Access Container View Controller from Parent iOS

in iOS6 I noticed the new Container View but am not quite sure how to access it's controller from the containing view.

Scenario:

example

I want to access the labels in Alert view controller from the view controller that houses the container view.

There's a segue between them, can I use that?

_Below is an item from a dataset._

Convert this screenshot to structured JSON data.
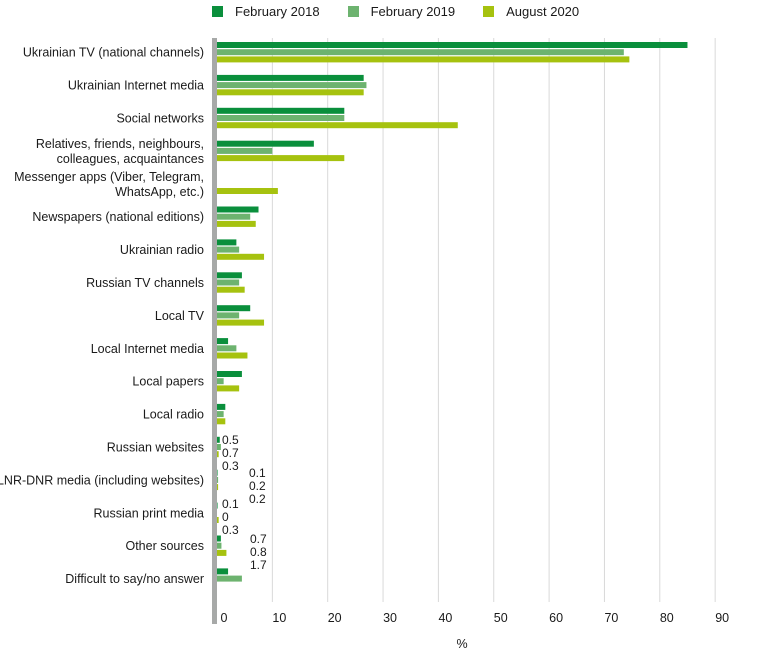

Yes, you can use the segue to get access the child view controller (and its view and subviews). Give the segue an identifier (such as alertview_embed), using the Attributes inspector in Storyboard. Then have the parent view controller (the one housing the container view) implement a method like this:

- (void) prepareForSegue:(UIStoryboardSegue *)segue sender:(id)sender
{
   NSString * segueName = segue.identifier;
   if ([segueName isEqualToString: @"alertview_embed"]) {
       AlertViewController * childViewController = (AlertViewController *) [segue destinationViewController];
       AlertView * alertView = childViewController.view;
       // do something with the AlertView's subviews here...
   }
}

You can do that simply with self.childViewControllers.lastObject (assuming you only have one child, otherwise use objectAtIndex:).


for Swift Programming

you can write like this

var containerViewController: ExampleViewController?
override func prepareForSegue(segue: UIStoryboardSegue, sender: AnyObject?) {
    // you can set this name in 'segue.embed' in storyboard
    if segue.identifier == "checkinPopupIdentifierInStoryBoard" {
        let connectContainerViewController = segue.destinationViewController as ExampleViewController
        containerViewController = connectContainerViewController
    }
}

The prepareForSegue approach works, but it relies on the segue identifier magic string. Maybe there's a better way.

If you know the class of the VC you're after, you can do this very neatly with a computed property:

var camperVan: CamperVanViewController? {
  return childViewControllers.flatMap({ $0 as? CamperVanViewController }).first
  // This works because `flatMap` removes nils
}

This relies on childViewControllers. While I agree it could be fragile to rely on the first one, naming the class you seek makes this seem quite solid.


An updated answer for Swift 3, using a computed property:

var jobSummaryViewController: JobSummaryViewController {
    get {
        let ctrl = childViewControllers.first(where: { $0 is JobSummaryViewController })
        return ctrl as! JobSummaryViewController
    }
}

This only iterates the list of children until it reaches the first match.